Fragmento #45 - Tempus fugit

Lunes, 24 de mayo de 2010
En Sevilla

Qué razón tenía Virgilio cuando dijo que el tiempo vuela. Mientras estamos encerrados en mi piso en jornada intensiva de trabajo, la vida en la calle sigue. Estamos malgastando segundos, minutos, horas, haciendo un suplemento que mejor tirarlo a la basura. Las prisas no son buenas, y menos en la escritura. Hemos revisado y retocado cada texto por lo menos tres veces, y ahora le toca el turno al planillo. Como siempre ocurre cuando más lo necesitas, uno de los portátiles se ha declarado en huelga indefinida. Bueno, indefinida hasta que su dueño tenga ese tiempo necesario para toquetear entre sus tripas y hacerlo volver en sí. Por suerte, vivo cerca de tres facultades, y existe algo que se llama préstamo. La única pega es que son casi las ocho y media de la tarde y hay que devolverlo a su lugar de procedencia, o sea, al almacén de la biblioteca de filosofía.
- Uf, sólo me queda un párrafo
Pobre Luis, lo veo sudar escribiendo a toda máquina. Nerea, en cambio, se lo toma con una tranquilidad exasperante. Quizás sólo lo haga para darle en las narices, porque es la única que tenía casi todos los textos preparados para hoy.

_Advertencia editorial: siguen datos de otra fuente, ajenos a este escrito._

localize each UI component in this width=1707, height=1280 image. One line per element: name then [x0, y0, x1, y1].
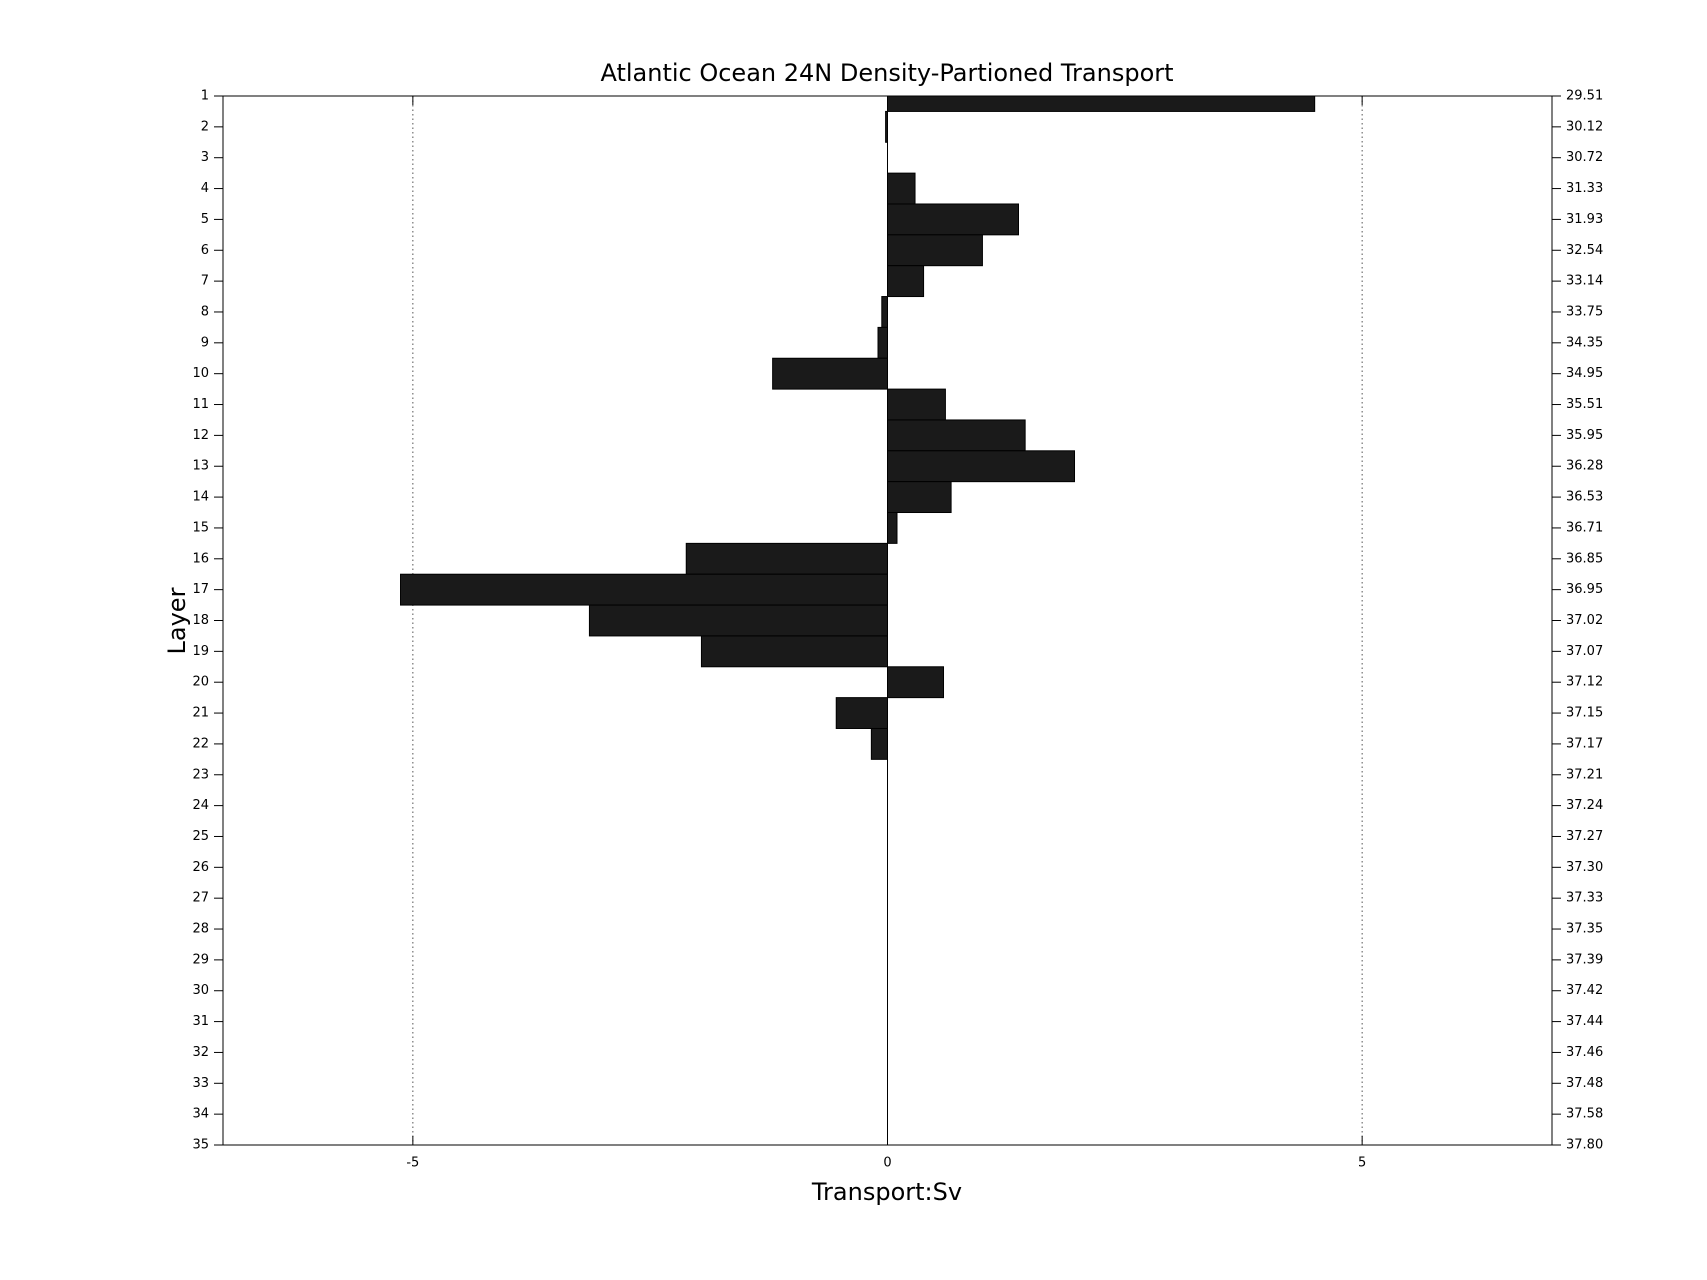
- y-tick-label: 33: [192, 1076, 209, 1091]
- y-tick-label: 26: [192, 860, 209, 875]
- y-tick-label: 3: [201, 150, 209, 165]
- bar: [835, 697, 889, 729]
- x-tick-label: 0: [883, 1156, 891, 1171]
- y2-tick-label: 37.12: [1566, 675, 1603, 690]
- y2-tick-label: 37.46: [1566, 1045, 1603, 1060]
- y-tick-label: 29: [192, 952, 209, 967]
- bars: [400, 96, 1316, 760]
- y2-tick-label: 30.72: [1566, 150, 1603, 165]
- y-tick-label: 30: [192, 983, 209, 998]
- y-tick-label: 10: [192, 366, 209, 381]
- y2-tick-label: 36.71: [1566, 520, 1603, 535]
- y-tick-label: 17: [192, 582, 209, 597]
- y-tick-label: 22: [192, 736, 209, 751]
- bar: [881, 296, 888, 328]
- y-tick-label: 28: [192, 922, 209, 937]
- y-tick-label: 2: [201, 119, 209, 134]
- y-tick-label: 23: [192, 767, 209, 782]
- bar: [887, 265, 925, 298]
- bar: [887, 450, 1076, 483]
- y-tick-label: 14: [192, 490, 209, 505]
- bar: [772, 357, 888, 390]
- y-tick-label: 8: [201, 304, 209, 319]
- y2-tick-label: 37.58: [1566, 1107, 1603, 1122]
- y2-tick-label: 37.21: [1566, 767, 1603, 782]
- chart-title: Atlantic Ocean 24N Density-Partioned Tra…: [600, 59, 1173, 87]
- y2-tick-label: 37.42: [1566, 983, 1603, 998]
- bar: [887, 419, 1026, 452]
- y2-tick-label: 34.95: [1566, 366, 1603, 381]
- y-tick-label: 20: [192, 675, 209, 690]
- bar: [588, 604, 888, 637]
- y2-tick-label: 36.28: [1566, 459, 1603, 474]
- y-tick-label: 21: [192, 706, 209, 721]
- plot-frame: [222, 95, 1553, 1146]
- y2-tick-label: 29.51: [1566, 89, 1603, 104]
- y2-tick-label: 37.30: [1566, 860, 1603, 875]
- y2-tick-label: 36.85: [1566, 551, 1603, 566]
- y2-tick-label: 33.14: [1566, 274, 1603, 289]
- y2-tick-label: 37.24: [1566, 798, 1603, 813]
- y2-tick-label: 33.75: [1566, 304, 1603, 319]
- y2-tick-label: 37.48: [1566, 1076, 1603, 1091]
- y-tick-label: 34: [192, 1107, 209, 1122]
- y2-tick-label: 35.95: [1566, 428, 1603, 443]
- y2-tick-label: 37.02: [1566, 613, 1603, 628]
- y-tick-label: 12: [192, 428, 209, 443]
- y2-tick-label: 37.80: [1566, 1138, 1603, 1153]
- y2-tick-label: 30.12: [1566, 119, 1603, 134]
- y-tick-label: 9: [201, 335, 209, 350]
- y-tick-label: 27: [192, 891, 209, 906]
- y-tick-label: 32: [192, 1045, 209, 1060]
- bar: [870, 727, 888, 760]
- y2-tick-label: 34.35: [1566, 335, 1603, 350]
- y-tick-label: 5: [201, 212, 209, 227]
- y-tick-label: 13: [192, 459, 209, 474]
- y2-tick-label: 32.54: [1566, 243, 1603, 258]
- y2-tick-label: 37.39: [1566, 952, 1603, 967]
- bar: [877, 326, 888, 359]
- x-tick-label: -5: [406, 1156, 419, 1171]
- bar: [887, 203, 1020, 236]
- y-tick-label: 25: [192, 829, 209, 844]
- y-tick-label: 11: [192, 397, 209, 412]
- x-tick-label: 5: [1358, 1156, 1366, 1171]
- bar: [685, 542, 888, 575]
- bar: [887, 172, 916, 205]
- bar: [700, 635, 888, 668]
- y-tick-label: 6: [201, 243, 209, 258]
- y2-tick-label: 36.95: [1566, 582, 1603, 597]
- y2-tick-label: 31.33: [1566, 181, 1603, 196]
- y2-tick-label: 35.51: [1566, 397, 1603, 412]
- y-tick-label: 35: [192, 1138, 209, 1153]
- y2-tick-label: 37.17: [1566, 736, 1603, 751]
- y2-tick-label: 37.35: [1566, 922, 1603, 937]
- y2-tick-label: 37.27: [1566, 829, 1603, 844]
- y2-tick-label: 36.53: [1566, 490, 1603, 505]
- y2-tick-label: 37.07: [1566, 644, 1603, 659]
- bar: [400, 573, 888, 606]
- y-tick-label: 16: [192, 551, 209, 566]
- y-axis-label: Layer: [163, 587, 191, 654]
- y-tick-label: 18: [192, 613, 209, 628]
- bar: [887, 234, 983, 267]
- bar: [887, 512, 898, 544]
- y-tick-label: 1: [201, 89, 209, 104]
- y2-tick-label: 37.15: [1566, 706, 1603, 721]
- y2-tick-label: 37.33: [1566, 891, 1603, 906]
- y-tick-label: 15: [192, 520, 209, 535]
- y2-tick-label: 31.93: [1566, 212, 1603, 227]
- y-tick-label: 7: [201, 274, 209, 289]
- bar: [887, 388, 946, 421]
- x-axis-label: Transport:Sv: [811, 1178, 962, 1206]
- bar: [887, 666, 945, 699]
- y-tick-label: 31: [192, 1014, 209, 1029]
- y-tick-label: 24: [192, 798, 209, 813]
- bar: [887, 481, 952, 514]
- y-tick-label: 4: [201, 181, 209, 196]
- y-tick-label: 19: [192, 644, 209, 659]
- y2-tick-label: 37.44: [1566, 1014, 1603, 1029]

- Vamos, tú puedes, campeón –todo sea por animar al chaval.
- Luis, tienes que llevarlo ya, o te va a caer una buena
- Nerea, no metas el dedo en la llaga, ¿vale? –uyuy, se avecina tormenta, ¡pónganse a cubierto!
- Vaya, sólo quería ayudarte.
- Pues calladita estás mejor –sí, en eso estoy de acuerdo- si no, mira a Carla.
Uy, ¿y ahora por qué me meten a mí en medio? Que yo no quiero ser parte de la carnicería que os montéis. Mejor me quito de en medio
- Esto… ¿alguien quiere una Coca-Cola? –dicen que eso suaviza todas las tensiones.
- ¡No! Aquí ni agua hasta que no termine Luis
- No, gracias –uy, si las miradas matasen… Nerea habría caído ya.
- Tic tac, tic tac
El reloj sigue su marcha. Después de tanto esfuerzo y de que Luis devuelva el portátil deberíamos hacer una parada, algo me dice que esta noche va a ser muy larga. Espero tener suficiente café y latas de Coca-Cola.